The scheme’s solvency ratio was 49.4% just after the merger in November 2021, but fell to just over 25% at the end of 2022, according to the Council for Medical Schemes (CMS) industry report for 2022, the latest year for which market-wide data is available.

In addition to the unexpected claims from Hosmed members that fell due after the merger, the scheme had underpriced some of its products, Tshobeni said.

“Over the last year we have tried to fix the pricing. We had a midyear increase of 5.4% to try to claw back some of the gap [in 2023] and a 10.2% increase this year, which is significantly higher than in the past,” she said.

Tshobeni said Sizwe Hosmed had taken steps to address the issues raised by the CMS in its 2022 industry report, which shows the scheme spent far more on administration, marketing and trustee remuneration than most other schemes.

It had 18 trustees in 2022 who were paid a total of R11.8m, averaging R658,000 each, making them the most generously remunerated trustees after those working at the Government Employees Medical Scheme (GEMS) and Discovery Health Medical Scheme.

However, unlike the Discovery and GEMS trustees, whose remuneration was almost entirely for attending meetings, the trustees at Sizwe Hosmed were also remunerated for holding office.

Before the merger, there were 22 trustees between the two schemes, and their average remuneration was less than half that of 2022, at R288,000.

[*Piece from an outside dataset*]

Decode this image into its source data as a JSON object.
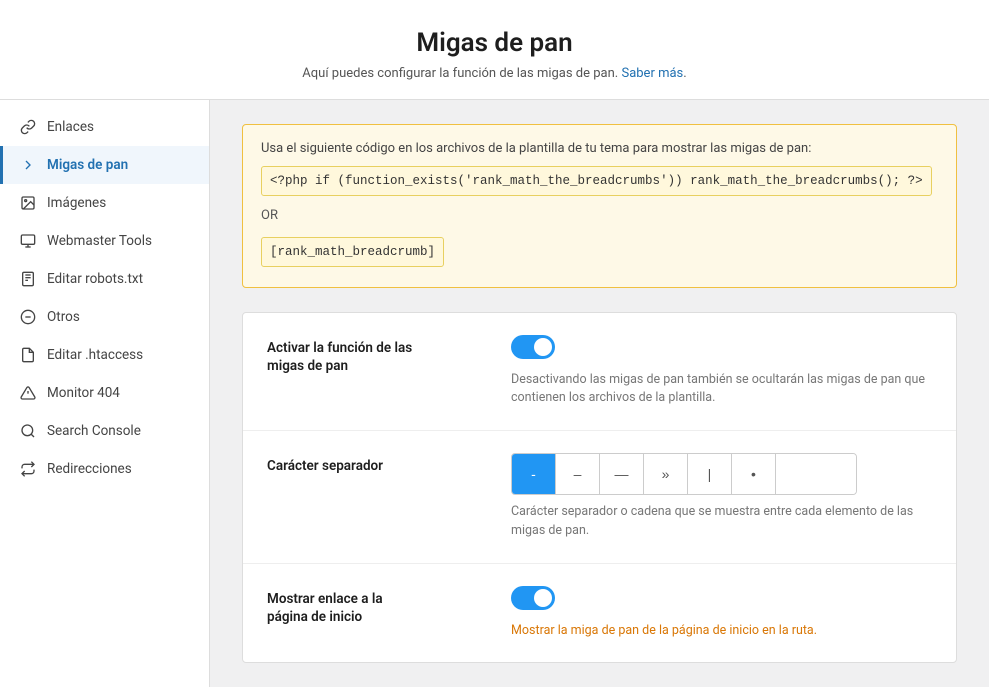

Sizwe Hosmed spent R120.84 per beneficiary per month on advertising and marketing in 2022 — four times the industry average — and paid R225.61 per beneficiary per month for administration, 23% higher than the open scheme average of R182.75.

The high administration and marketing costs were due to the merger, which initially saw fees paid to in-house and external service providers, she said. The scheme had embarked on a major cost-cutting drive, which included reducing the number of trustees to 11, ending its in-house marketing and administration services, and negotiating better rates with 3SixtyHealth, which had reduced its administration fee by 3.5%.

She assured members that the scheme remained financially sound and could cover medical expenses. “The scheme is liquid and able to pay claims as and when they fall due.”